SCLA 53000: Strategic Defense Foresight and Leadership

  1. Created and supported by Kira (Hutchinson) Graves, Ph.D., Director of Educational Director for the Critical Thinking Enterprise, Training and Doctrine Command, Intelligence, US Army at Ft. Leavenworth, Kansas, and author of the “Future Hunters” course at Army University.
  2. The course takes as its point of departure that future defense strategies should start with acknowledging and planning for uncertainty. It relies on strategic thinking that reduces or makes uncertainty an operational term through strategy empathy and “red teaming” (playing the adversary). The method generates logical projections of potential future conditions, which , in turn, serve as decision-support tools. The course will also instill in leaders a future-oriented mind- and skillset that enables them to plan, procure, design organizations, and execute activities with the expectation that the future will not be like the past. Students will leave the class as Future oriented leaders-- professionals who prowl for signals of future change in the present and who courageously pursue the implications of potential change to shape their decision-making.
  1. Harnessing the past
    1. Organizations: civilian and military
    2. Definitions: Change, Foresight, Empathy, Organizational Design, Defense strategies
  2. Thinking in the future
    1. From knowledge to mindsets
    2. The past as a case stud
  3. Acting in the future
    1. Detecting changes that have not happened yet
    2. Scenario planning for medium and long-term
  4. The operational environment
    1. Defense oriented missions
    2. Technology and missions
    3. Working your future


SCLA 51000: Data and science storytelling and communication

  1. Creator: Sorin Adam Matei, Associate Dean for Research and Graduate Education
  2. Focus: The course defines a new method to create stories focusing on surprising the audience by violating its expectations, providing a new explanation that fits the data better, and teaching it a new way to think about the future. The course goes beyond examples; it provides a specific method of creating stories with numbers.
  1. Introduction to Scientific Storytelling
    1. What is storytelling
    2. Why and how should stories contradict expectations
    3. Why any good story should teach
    4. Why all good science and data analysis is story-ready
  2. Causal processes and stories
    1. Data analysis as a method to detect signals in the noise
    2. Data analysis as a quest for explanation rooted in causal processes
    3. Organizing stories around the quest for new and better causal stories
  3. Methods and techniques of storytelling with numbers
    1. Storyplots as unexpected causal explanations
    2. Story patterns
    3. Story composition methods
  4. Stories and audiences
    1. Some narrations are stories only for some audiences
    2. The ethics of data storytelling
    3. Using storytelling to move an audience to action


SCLA XXX: Ethical reasoning in technology

  1. Course Creator: Sorin Adam Matei
  2. Focus: The course, building on the book Ethical Reasoning in Big Data, introduces the students to the essential principles of ethical reasoning and the method to defend a technological design or decisions in advance of designing the technology
  1. Ethics: meaning and use
    1. History of ethics
    2. Types of Ethics: Philosophical and Applied
    3. Morality, concerns, and ethics are not the same thing
    4. Ethical reasoning as a form of “practical wisdom” – phronesis
  2. Ethical reasoning method
    1. Core ethical principles and values
    2. Rules of ethical reasoning: the centrality of trad off thinking with thresholds
    3. A matrix for practical reasoning in context
  3. Case studies in contemporary technology ethics with applicability to defense technologies
    1. Cluster munitions and landmines
    2. Weapons of mass destruction
    3. Hybrid and Gray Zone warfare in peacetime
    4. Incapacitating weapons vs. killing weapons
    5. Civilian infrastructure disablement
    6. Autonomous weapons and AI 


The instructors are recruited from Purdue faculty and professionals with Ph.D. degrees and at least ten years of experience in the areas of expertise mentioned in the program.  The program will actively recruit instructors through direct contact and individual recommendations. Guest speakers are actively sought out.

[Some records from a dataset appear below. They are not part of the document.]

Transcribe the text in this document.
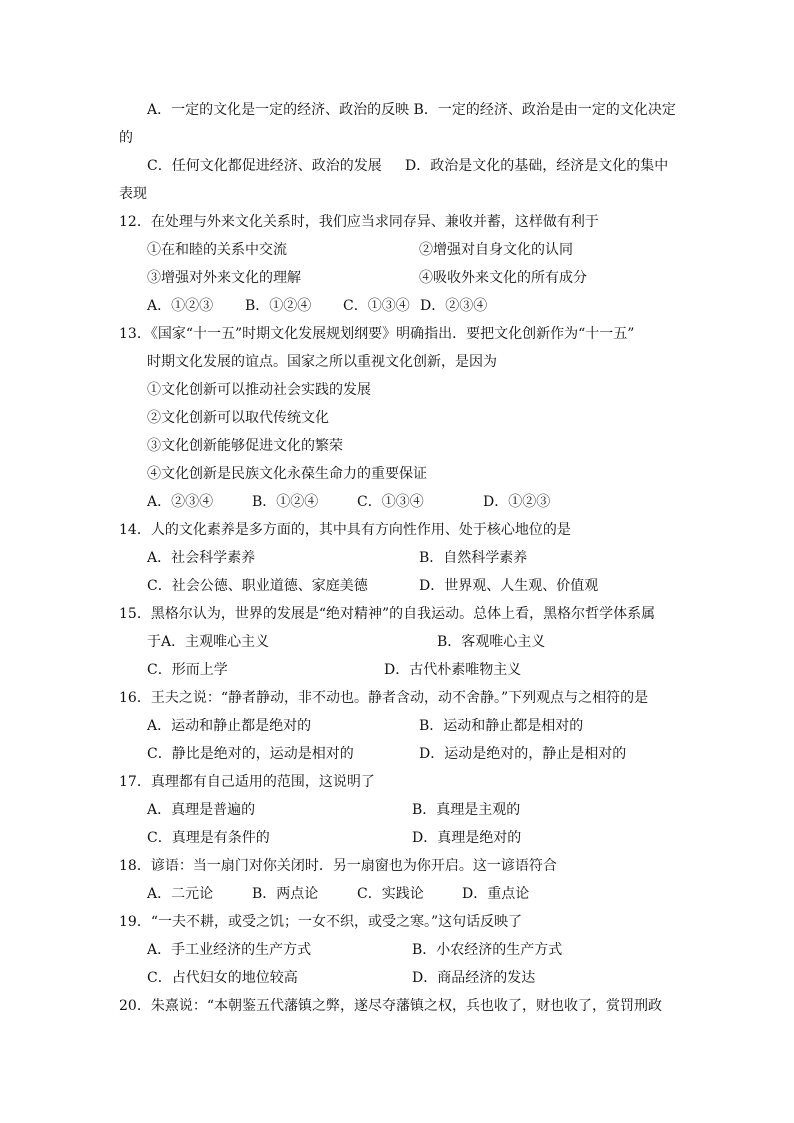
A．一定的文化是一定的经济、政治的反映 B．一定的经济、政治是由一定的文化决定
的
C．任何文化都促进经济、政治的发展 D．政治是文化的基础，经济是文化的集中
表现
12．在处理与外来文化关系时，我们应当求同存异、兼收并蓄，这样做有利于
①在和睦的关系中交流	②增强对自身文化的认同
③增强对外来文化的理解	④吸收外来文化的所有成分
A．①②③ B．①②④ C．①③④ D．②③④
13．《国家“十一五”时期文化发展规划纲要》明确指出．要把文化创新作为“十一五”
时期文化发展的谊点。国家之所以重视文化创新，是因为
①文化创新可以推动社会实践的发展
②文化创新可以取代传统文化
③文化创新能够促进文化的繁荣
④文化创新是民族文化永葆生命力的重要保证
A．②③④	B．①②④	C．①③④	D．①②③
14．人的文化素养是多方面的，其中具有方向性作用、处于核心地位的是
A．社会科学素养	B．自然科学素养
C．社会公德、职业道德、家庭美德	D．世界观、人生观、价值观
15．黑格尔认为，世界的发展是“绝对精神”的自我运动。总体上看，黑格尔哲学体系属
于A．主观唯心主义	B．客观唯心主义
C．形而上学	D．古代朴素唯物主义
16．王夫之说：“静者静动，非不动也。静者含动，动不舍静。”下列观点与之相符的是
A．运动和静止都是绝对的	B．运动和静止都是相对的
C．静比是绝对的，运动是相对的	D．运动是绝对的，静止是相对的
17．真理都有自己适用的范围，这说明了
A．真理是普遍的	B．真理是主观的
C．真理是有条件的	D．真理是绝对的
18．谚语：当一扇门对你关闭时．另一扇窗也为你开启。这一谚语符合
A．二元论	B．两点论	C．实践论	D．重点论
19．“一夫不耕，或受之饥；一女不织，或受之寒。”这句话反映了
A．手工业经济的生产方式	B．小农经济的生产方式
C．占代妇女的地位较高	D．商品经济的发达
20．朱熹说：“本朝鉴五代藩镇之弊，遂尽夺藩镇之权，兵也收了，财也收了，赏罚刑政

The program is directed by a Purdue faculty member, Dr. Matei assisted by an academic and professional committee. The director of the program and the head of the committee will closely collaborate in running and enhancing the long-term strategies and investments of the program. A Learning Manager, a full-time Purdue staff member, runs the day-by-day operations. The program manager supervises onboarding, course creation support, admission process, degree-granting, and student support.

Learning Technologies 

The courses will be self-paced and asynchronous, including vivid explainer videos, readings, and online discussions.  Online courses will be delivered through Purdue Brightspace. Two advanced simulations and gaming platforms were prepared for incorporation into the learning process: Global Contest (a portfolio balancing and defense technology acquisition, deployment, and operational use) and Tech Diplomacy (a technology negotiation and investment game that balances economic with political costs).


The program will strive to recruit and train learners and lecturers with various professional, intellectual, and personal backgrounds that reflect and enrich the United States' national security and defense interests. The program welcomes foreign nationals who meet the legal requirements for participating in educational activities at Purdue.